California Pension Funds Mostly Erase 2008 Losses

  • January 21, 2011
  • By John Gramlich
Headlines about state pension funds are rarely positive these days. The New York Times , for example, reports that some members of Congress believe it is " just a matter of time " before a fiscally stressed state becomes so buried in debt — including its unfunded obligations to public retirees — that it asks for an emergency bailout from the federal government. Members of Congress are debating whether states should be given the option of declaring bankruptcy.

California, of course, has fiscal problems that are among the worst of any state. But a glimmer of good news on the retirement front emerged this week when the state's two largest pension funds reported investment returns of more than 12 percent last year — an unusually strong performance that mostly erased the losses incurred during the stock market collapse of 2008, The Sacramento Bee reports .
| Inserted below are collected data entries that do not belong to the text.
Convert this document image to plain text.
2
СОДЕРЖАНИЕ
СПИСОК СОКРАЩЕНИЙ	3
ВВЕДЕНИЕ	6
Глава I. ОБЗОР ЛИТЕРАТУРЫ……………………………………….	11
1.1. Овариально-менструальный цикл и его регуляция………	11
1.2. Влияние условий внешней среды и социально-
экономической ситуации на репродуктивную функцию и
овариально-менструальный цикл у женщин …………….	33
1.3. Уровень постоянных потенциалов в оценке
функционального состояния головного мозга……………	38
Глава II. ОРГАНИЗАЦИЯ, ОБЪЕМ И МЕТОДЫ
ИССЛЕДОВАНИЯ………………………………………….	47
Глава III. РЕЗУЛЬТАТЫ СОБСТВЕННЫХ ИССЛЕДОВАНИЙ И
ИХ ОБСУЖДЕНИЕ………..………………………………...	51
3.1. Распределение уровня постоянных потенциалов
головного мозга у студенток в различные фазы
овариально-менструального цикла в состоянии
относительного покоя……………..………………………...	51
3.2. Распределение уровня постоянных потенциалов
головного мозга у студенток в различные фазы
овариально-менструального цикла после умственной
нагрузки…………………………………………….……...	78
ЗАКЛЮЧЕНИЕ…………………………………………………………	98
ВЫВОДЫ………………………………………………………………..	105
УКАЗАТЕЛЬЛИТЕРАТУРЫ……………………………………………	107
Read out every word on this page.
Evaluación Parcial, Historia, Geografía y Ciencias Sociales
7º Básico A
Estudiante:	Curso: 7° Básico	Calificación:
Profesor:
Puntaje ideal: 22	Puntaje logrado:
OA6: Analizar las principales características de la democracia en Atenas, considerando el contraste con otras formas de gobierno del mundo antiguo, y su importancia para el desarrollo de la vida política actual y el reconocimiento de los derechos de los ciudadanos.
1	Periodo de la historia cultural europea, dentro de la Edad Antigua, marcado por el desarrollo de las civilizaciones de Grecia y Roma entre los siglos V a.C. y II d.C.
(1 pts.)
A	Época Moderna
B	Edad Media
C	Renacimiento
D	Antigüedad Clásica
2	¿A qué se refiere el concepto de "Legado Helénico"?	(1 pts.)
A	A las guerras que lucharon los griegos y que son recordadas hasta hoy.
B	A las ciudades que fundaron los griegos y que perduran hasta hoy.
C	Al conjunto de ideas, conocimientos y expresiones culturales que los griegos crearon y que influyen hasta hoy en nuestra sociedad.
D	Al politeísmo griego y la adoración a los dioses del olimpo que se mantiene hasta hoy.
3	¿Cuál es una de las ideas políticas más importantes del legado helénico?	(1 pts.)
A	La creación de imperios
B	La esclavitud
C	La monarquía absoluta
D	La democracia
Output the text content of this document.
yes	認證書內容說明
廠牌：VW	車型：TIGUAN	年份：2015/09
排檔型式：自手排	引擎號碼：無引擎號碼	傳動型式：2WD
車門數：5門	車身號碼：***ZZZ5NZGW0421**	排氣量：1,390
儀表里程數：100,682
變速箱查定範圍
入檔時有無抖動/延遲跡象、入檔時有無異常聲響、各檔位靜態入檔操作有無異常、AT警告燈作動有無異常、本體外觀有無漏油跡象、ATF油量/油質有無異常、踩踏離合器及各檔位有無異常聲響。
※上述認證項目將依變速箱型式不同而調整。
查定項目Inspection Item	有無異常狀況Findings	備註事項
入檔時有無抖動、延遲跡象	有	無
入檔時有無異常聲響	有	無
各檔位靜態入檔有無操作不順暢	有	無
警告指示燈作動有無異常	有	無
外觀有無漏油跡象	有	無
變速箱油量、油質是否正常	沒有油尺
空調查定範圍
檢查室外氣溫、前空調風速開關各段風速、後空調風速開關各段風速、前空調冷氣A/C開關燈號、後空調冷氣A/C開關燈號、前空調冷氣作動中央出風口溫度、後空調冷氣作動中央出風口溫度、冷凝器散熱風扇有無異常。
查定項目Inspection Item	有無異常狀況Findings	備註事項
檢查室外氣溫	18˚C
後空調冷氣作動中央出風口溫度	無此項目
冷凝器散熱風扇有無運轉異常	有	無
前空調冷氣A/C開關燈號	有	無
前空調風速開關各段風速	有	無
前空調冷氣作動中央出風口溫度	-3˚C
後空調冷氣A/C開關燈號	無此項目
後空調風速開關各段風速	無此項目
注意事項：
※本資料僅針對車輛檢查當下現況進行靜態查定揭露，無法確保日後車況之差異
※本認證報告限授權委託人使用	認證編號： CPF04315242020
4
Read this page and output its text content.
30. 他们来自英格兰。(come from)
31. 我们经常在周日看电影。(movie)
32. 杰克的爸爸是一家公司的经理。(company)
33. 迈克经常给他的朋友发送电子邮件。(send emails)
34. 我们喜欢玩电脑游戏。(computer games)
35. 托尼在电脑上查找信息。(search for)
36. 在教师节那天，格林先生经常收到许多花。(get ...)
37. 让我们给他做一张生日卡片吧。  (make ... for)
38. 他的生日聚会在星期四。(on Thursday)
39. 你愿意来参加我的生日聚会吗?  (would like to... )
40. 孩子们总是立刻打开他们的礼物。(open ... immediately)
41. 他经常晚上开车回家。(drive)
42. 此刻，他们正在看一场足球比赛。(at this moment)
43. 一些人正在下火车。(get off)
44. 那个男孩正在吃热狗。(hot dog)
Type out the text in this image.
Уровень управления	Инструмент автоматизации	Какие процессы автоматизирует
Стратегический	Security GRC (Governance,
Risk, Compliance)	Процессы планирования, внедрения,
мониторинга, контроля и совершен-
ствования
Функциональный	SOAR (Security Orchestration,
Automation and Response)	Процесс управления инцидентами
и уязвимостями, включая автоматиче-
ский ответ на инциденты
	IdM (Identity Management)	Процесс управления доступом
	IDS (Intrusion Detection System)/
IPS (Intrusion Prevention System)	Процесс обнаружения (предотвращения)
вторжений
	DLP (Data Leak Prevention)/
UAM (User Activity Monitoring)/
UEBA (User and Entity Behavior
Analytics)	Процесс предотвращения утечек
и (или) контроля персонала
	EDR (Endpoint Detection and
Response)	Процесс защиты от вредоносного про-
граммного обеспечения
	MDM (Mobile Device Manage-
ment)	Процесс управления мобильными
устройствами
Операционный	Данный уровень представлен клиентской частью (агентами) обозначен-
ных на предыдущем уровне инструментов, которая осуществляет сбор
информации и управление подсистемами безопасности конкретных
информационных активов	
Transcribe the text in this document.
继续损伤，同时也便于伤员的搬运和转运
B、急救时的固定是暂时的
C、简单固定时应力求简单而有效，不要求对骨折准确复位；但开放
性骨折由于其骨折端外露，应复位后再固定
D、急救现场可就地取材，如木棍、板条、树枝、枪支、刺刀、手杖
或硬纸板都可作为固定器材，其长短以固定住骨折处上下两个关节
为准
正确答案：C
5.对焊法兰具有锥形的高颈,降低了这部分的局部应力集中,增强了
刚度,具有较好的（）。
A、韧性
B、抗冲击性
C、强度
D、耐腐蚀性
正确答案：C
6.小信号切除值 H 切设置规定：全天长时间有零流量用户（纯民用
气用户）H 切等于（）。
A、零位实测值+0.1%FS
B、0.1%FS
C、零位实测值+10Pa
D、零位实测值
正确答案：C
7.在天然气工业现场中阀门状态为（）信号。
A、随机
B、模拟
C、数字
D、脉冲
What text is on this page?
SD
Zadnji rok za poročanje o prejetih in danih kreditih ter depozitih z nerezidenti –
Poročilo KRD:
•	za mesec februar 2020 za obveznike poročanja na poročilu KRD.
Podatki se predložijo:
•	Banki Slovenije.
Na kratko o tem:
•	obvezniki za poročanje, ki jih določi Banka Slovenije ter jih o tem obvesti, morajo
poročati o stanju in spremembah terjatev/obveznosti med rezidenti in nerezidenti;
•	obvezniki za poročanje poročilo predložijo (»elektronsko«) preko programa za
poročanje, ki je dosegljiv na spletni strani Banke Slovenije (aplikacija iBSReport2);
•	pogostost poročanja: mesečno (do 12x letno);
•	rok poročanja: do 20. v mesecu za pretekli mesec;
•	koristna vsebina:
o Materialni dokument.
The California Public Employees' Retirement System (CalPERS) said it earned nearly 12.5 percent in 2010. The California State Teachers' Retirement System (CalSTRS) earned 12.7 percent.

"This is very encouraging news," the chief executive of the teachers' retirement fund said, though he cautioned that more taxpayer money still will be necessary to make the fund solvent. "The historic market declines of the 2008-09 financial crisis showed us that CalSTRS cannot solely invest its way to healthy long-term funding."

Other states' pension funds also are reporting significantly improved returns as a result of the stock market rebound in 2010.

Like its counterpart in California, Oregon's pension fund for public workers gained more than 12 percent in 2010, The Oregonian reported . Iowa's largest fund for public workers has returned to pre-2008 levels after assets rose to $22.3 billion from $19.5 billion since June 30, according to The Des Moines Register .

Meanwhile, the Center on Budget and Policy Priorities, a Washington, D.C., think tank, issued a report Thursday (January 21) arguing that funding shortfalls for worker pensions and health care
while seriousshould not be conflated with short-term budget problems caused by the ailing economy. States have "several decades" to address their pension and retiree health care obligations, CBPP said.